Reviewed by Al Erisman
Free: The Future of a Radical Price by Chris Anderson. New York: Hyperion, 2009. xi, 274 pp.
Chris Anderson is the editor in chief of Wired magazine and the author of a best-selling book, The Long Tail. He was also the U.S. business editor for The Economist.
What would happen if an early prediction that electricity would be too cheap to meter, made at the time of the successful splitting of the atom, had come true? How would our economy look different? As a thought experiment, this would be a great exercise, though we know it did not happen.
But Anderson argues that another fundamental technology is rapidly approaching this point: bandwidth, processing power, and storage have dropped, and continue to drop, so significantly, that we might see the day when these are regarded as too cheap to meter. When products can be created digitally and can be distributed over the Net at virtually no cost, this changes the economics of many things.
It is not just computing that is impacted. Anything that can be put in digital form such as books, newspapers, and other media, also face very new economics. How do you run a business when the manufacturing process (digital copying) and the distribution process (over the Net) cost basically nothing?
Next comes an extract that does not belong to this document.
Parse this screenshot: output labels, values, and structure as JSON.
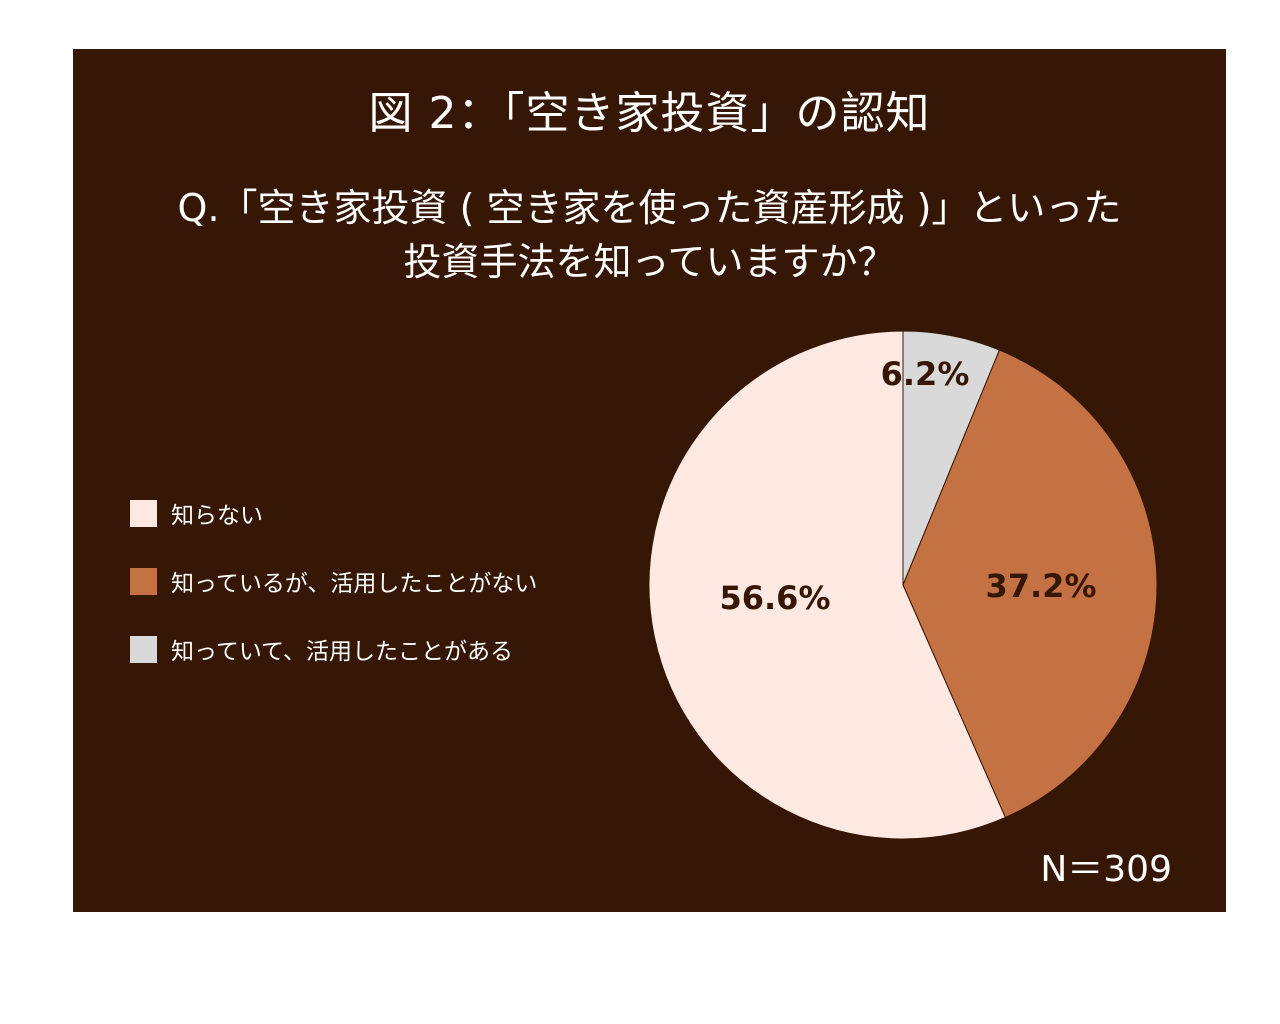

It is this world that Anderson explores. He looks at why these things are true, and then looks at numerous business scenarios to see how they have been or might be transformed. How do you manage costs when a key resource is “free” is just one of the questions he explores. The usual process of saving and economizing is replaced by freely wasting that resource, as he urges us to do.
I was disappointed that he did little analysis on what went wrong with the dot-coms and the “new economy” from the 1990s. Because that era was proposing a version of Anderson’s free economy.
That said, however, this is a fascinating read. Even when you find yourself disagreeing with Anderson on his predictions, it is important to consider his arguments, because this is an area where almost every business must engage, at least at some level. Non-technology people in particular should engage in the ideas of this book because they are, by traditional standards, a radical departure from the old world. At least the questions he raises need to be considered.